The Department of Homeland Security is restoring a cybersecurity information sharing forum for critical infrastructure, replacing the defunct Critical Infrastructure Partnership Advisory Council with the ANCHOR-CI federal register notice, which says the program will let government and private sector representatives review threats and vulnerabilities.
KEY FACTS
- Replacement ANCHOR-CI is meant to take over CIPAC’s coordination role.
- Scope The program covers critical infrastructure sectors, cross-sector threats, industry councils and regional councils.
- Oversight CISA will manage the body and appoint members.
- Transparency The notice exempts ANCHOR-CI from the Federal Advisory Committee Act.
CIPAC allowed agencies including the FBI, CISA and the intelligence community to work with owners and operators of water, power, internet and telecommunications systems on cyber threats and digital weaknesses. DHS said ANCHOR-CI will provide similar forums for federal, state, local, tribal and territorial officials to meet with private sector representatives.
The notice says the council will be organized into four types of groups, including sector-specific councils, cross-sector councils for emerging threats such as cyberattacks or zero-day vulnerabilities, industry councils and regional coordinating councils. CISA will appoint members from industry, trade associations, state and local governments and other sources.

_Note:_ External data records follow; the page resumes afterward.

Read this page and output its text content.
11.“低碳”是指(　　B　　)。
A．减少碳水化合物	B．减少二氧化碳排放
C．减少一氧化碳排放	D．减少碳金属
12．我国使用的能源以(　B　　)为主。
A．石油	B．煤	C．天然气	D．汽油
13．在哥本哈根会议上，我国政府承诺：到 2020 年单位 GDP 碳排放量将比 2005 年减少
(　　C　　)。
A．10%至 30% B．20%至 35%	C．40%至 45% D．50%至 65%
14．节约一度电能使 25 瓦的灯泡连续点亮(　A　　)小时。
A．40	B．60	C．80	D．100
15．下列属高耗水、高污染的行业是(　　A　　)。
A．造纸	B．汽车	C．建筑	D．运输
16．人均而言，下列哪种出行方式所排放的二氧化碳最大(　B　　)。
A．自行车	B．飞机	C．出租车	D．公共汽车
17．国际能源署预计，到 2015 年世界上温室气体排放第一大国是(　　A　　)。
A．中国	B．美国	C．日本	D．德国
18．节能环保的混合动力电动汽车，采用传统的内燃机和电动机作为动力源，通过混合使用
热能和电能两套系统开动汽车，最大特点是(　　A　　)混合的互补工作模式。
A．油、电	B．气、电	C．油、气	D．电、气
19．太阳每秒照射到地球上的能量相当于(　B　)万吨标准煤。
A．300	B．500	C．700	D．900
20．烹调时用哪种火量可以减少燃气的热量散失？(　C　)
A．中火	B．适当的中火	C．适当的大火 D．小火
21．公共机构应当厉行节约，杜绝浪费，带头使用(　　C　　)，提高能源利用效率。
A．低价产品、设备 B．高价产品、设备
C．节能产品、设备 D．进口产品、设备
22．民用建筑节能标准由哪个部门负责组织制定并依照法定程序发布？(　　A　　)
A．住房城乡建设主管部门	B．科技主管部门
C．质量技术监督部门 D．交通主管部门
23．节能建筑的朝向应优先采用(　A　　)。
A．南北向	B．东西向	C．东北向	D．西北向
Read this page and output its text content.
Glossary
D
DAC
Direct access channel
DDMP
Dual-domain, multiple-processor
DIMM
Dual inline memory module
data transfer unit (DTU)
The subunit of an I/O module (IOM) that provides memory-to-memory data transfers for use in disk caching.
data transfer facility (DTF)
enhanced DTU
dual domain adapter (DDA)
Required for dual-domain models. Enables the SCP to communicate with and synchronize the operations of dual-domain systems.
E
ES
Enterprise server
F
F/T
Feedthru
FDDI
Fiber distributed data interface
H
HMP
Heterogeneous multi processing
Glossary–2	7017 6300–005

The move follows the shutdown of CIPAC under then-Secretary Kristi Noem, which left many infrastructure operators without the federally enabled threat intelligence and cybersecurity support they had relied on. A source said current Secretary Markwayne Mullin was sympathetic to those concerns and wanted to repair the relationship with industry.
Former CISA official Bob Kolasky said the new structure gives the CISA director more authority over who participates than CIPAC did, when private sector councils had more control over their own representatives. He said some questions remain about how representatives will be chosen and what role other sector risk management agencies will play.
WHY IT MATTERS
The change restores a government-backed channel for sharing cyber threat information with key infrastructure operators at a time when attacks and vulnerabilities can affect essential services. It also raises questions about how much control industry will have in a process now more tightly managed by CISA.